Nellie, Bill y yo estallamos en risas, y me siento extraordinariamente ligera. La pesada sensación de aislamiento que había sentido en las largas horas antes del amanecer se desvanece, y en la presencia de mis hermanos la marcha nupcial a mi nueva vida deja de parecer un viaje infranqueable. Hasta que mamá entra a la habitación.

Por primera vez desde que soy capaz de recordarlo, mamá se queda en silencio. No hay sermones prejuiciosos sobre sus temas preferidos, no hace una corrección en público de los errores que percibe, no hay un comentario hecho casi en voz baja pero audible sobre conocidos burgueses. Y, aún más increíble, soy yo —la menos favorecida y constantemente ignorada de todos sus hijos— quien ha dejado sin palabras a lady Blanche Hozier, quien nunca se amedrenta.

Nellie, la favorita, brinca en defensa mía.

—Clemmie vino solo para tomar el té y visitarnos brevemente, mamá.

Mi madre se yergue a toda su altura y encuentra su voz. Con un tono estridente y burlón, dice:

—¿Una visita? ¿Al amanecer? ¿En la mañana de su boda?

Nadie contesta. Tales preguntas no se formulan para ser contestadas.

Con su cabello rubio en mechones desaliñados adornando su todavía bellísimo rostro, nos observa fijamente por turnos a cada uno, y hace aún otra crítica disfrazada de pregunta retórica.

—¿Puede alguno de ustedes pensar en algo menos apropiado?

Casi resoplo riéndome de nuestra madre bohemia, que nunca sigue las restricciones de la sociedad, la Iglesia o la familia, pero que duda de la propiedad del comportamiento de sus hijos. Ella, cuyo comportamiento desde hace mucho ha ignorado las tradiciones del matrimonio y la crianza de los hijos debido a sus amoríos múltiples y simultáneos y sus largas ausencias. Y nosotros, quienes nos aferramos a la convención como si fuera una balsa de supervivencia en el mar del carácter tempestuoso de nuestra madre.

Al mirar de reojo a Nellie y a Bill reconozco las expresiones de vergüenza que comienzan a formarse en sus rostros, y me recuerdo a mí misma lo que significa este día. Para mí, para mi familia. En vez de someterme a la irritación de mamá y de esperar a que un remordimiento disipe su mal humor, hago que aparezca en mi propio rostro un aire de diversión. Hoy asumiré una responsabilidad poderosa, y este es mi primer esfuerzo por demostrar que el equilibrio ha cambiado.

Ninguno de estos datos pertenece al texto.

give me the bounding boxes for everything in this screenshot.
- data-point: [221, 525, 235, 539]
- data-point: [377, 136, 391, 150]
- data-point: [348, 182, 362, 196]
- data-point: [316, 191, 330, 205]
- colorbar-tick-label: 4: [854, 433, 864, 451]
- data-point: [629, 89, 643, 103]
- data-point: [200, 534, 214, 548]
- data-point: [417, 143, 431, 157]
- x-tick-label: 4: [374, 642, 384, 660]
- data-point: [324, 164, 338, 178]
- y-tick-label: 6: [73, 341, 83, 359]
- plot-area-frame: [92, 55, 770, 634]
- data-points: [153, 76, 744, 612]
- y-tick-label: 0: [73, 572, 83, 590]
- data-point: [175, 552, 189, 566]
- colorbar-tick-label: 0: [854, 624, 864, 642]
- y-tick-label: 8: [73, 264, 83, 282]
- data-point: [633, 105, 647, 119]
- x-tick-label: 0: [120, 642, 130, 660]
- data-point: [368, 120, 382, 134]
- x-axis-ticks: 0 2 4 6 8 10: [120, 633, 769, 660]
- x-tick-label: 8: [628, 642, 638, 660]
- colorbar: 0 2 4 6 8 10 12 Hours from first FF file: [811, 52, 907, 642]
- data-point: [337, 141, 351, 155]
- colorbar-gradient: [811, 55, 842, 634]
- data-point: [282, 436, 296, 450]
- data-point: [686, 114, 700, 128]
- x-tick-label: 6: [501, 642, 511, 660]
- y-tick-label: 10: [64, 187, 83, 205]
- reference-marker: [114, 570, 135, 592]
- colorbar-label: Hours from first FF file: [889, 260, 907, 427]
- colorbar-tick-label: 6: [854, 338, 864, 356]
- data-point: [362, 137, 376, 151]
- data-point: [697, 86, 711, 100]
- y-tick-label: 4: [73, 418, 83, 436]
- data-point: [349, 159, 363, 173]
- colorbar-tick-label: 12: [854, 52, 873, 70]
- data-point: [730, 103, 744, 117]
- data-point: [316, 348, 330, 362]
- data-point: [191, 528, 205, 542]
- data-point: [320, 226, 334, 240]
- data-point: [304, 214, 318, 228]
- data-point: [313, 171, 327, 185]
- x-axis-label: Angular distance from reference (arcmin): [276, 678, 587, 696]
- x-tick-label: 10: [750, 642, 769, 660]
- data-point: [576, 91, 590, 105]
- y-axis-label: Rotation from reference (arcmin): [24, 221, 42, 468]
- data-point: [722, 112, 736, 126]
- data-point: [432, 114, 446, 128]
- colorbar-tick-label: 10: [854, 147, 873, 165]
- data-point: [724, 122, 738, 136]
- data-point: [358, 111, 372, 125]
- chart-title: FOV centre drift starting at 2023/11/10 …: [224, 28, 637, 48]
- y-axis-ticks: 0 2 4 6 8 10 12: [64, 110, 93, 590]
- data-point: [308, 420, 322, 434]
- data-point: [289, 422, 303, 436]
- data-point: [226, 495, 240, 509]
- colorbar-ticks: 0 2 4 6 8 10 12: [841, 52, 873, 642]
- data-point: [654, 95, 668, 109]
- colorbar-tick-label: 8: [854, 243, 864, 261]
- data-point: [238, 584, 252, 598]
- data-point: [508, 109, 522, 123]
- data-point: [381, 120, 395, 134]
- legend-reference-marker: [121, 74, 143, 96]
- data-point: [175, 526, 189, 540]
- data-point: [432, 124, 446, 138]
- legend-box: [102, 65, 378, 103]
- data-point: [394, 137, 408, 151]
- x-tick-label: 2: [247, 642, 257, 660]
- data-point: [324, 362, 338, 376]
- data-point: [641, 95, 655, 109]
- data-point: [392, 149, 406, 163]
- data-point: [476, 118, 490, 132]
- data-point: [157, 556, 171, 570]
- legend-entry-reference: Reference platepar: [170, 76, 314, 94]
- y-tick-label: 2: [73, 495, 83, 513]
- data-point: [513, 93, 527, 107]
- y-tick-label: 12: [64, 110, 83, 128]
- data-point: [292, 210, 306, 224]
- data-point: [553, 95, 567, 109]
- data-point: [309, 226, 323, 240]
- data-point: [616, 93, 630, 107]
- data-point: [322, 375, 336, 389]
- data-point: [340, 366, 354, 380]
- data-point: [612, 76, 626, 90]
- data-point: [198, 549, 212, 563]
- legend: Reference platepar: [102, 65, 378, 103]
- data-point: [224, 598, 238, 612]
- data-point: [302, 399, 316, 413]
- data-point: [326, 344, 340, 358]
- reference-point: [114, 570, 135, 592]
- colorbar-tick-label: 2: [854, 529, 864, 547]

—Por supuesto que no te molesta que tu hija haya hecho un breve viaje atravesando la ciudad para ver a su familia en la mañana de su boda, ¿verdad, mamá? —pregunto con una sonrisa. Intento sonar como la abuela, también llamada lady Blanche, quien, como la Stanley de Alderley residente del castillo Airlie que era, encarnó todas las cualidades de fuerza y asertividad por las que son conocidas las matriarcas Stanley, incluyendo la educación femenina. No es que mamá siguiera sus pasos en cuanto a sus creencias personales, ella es poco ortodoxa en todos los temas, menos en lo que se refiere a la educación femenina. No puedo entenderlo, pero supongo que se debe a que la atención de mamá se centra en sus relaciones con los hombres, quienes en su mayoría consideran vulgar la educación femenina.

Al principio mamá no contesta, desacostumbrada como está a que se le rete. Finalmente habla con un tono forzado y pausado.

—Claro que no, Clementine. Pero en una hora pediré que una berlina te recoja y te lleve de vuelta a casa de lady St. Helier para que te alistes. Después de todo, habrá más de mil personas observándote caminar por el pasillo nupcial.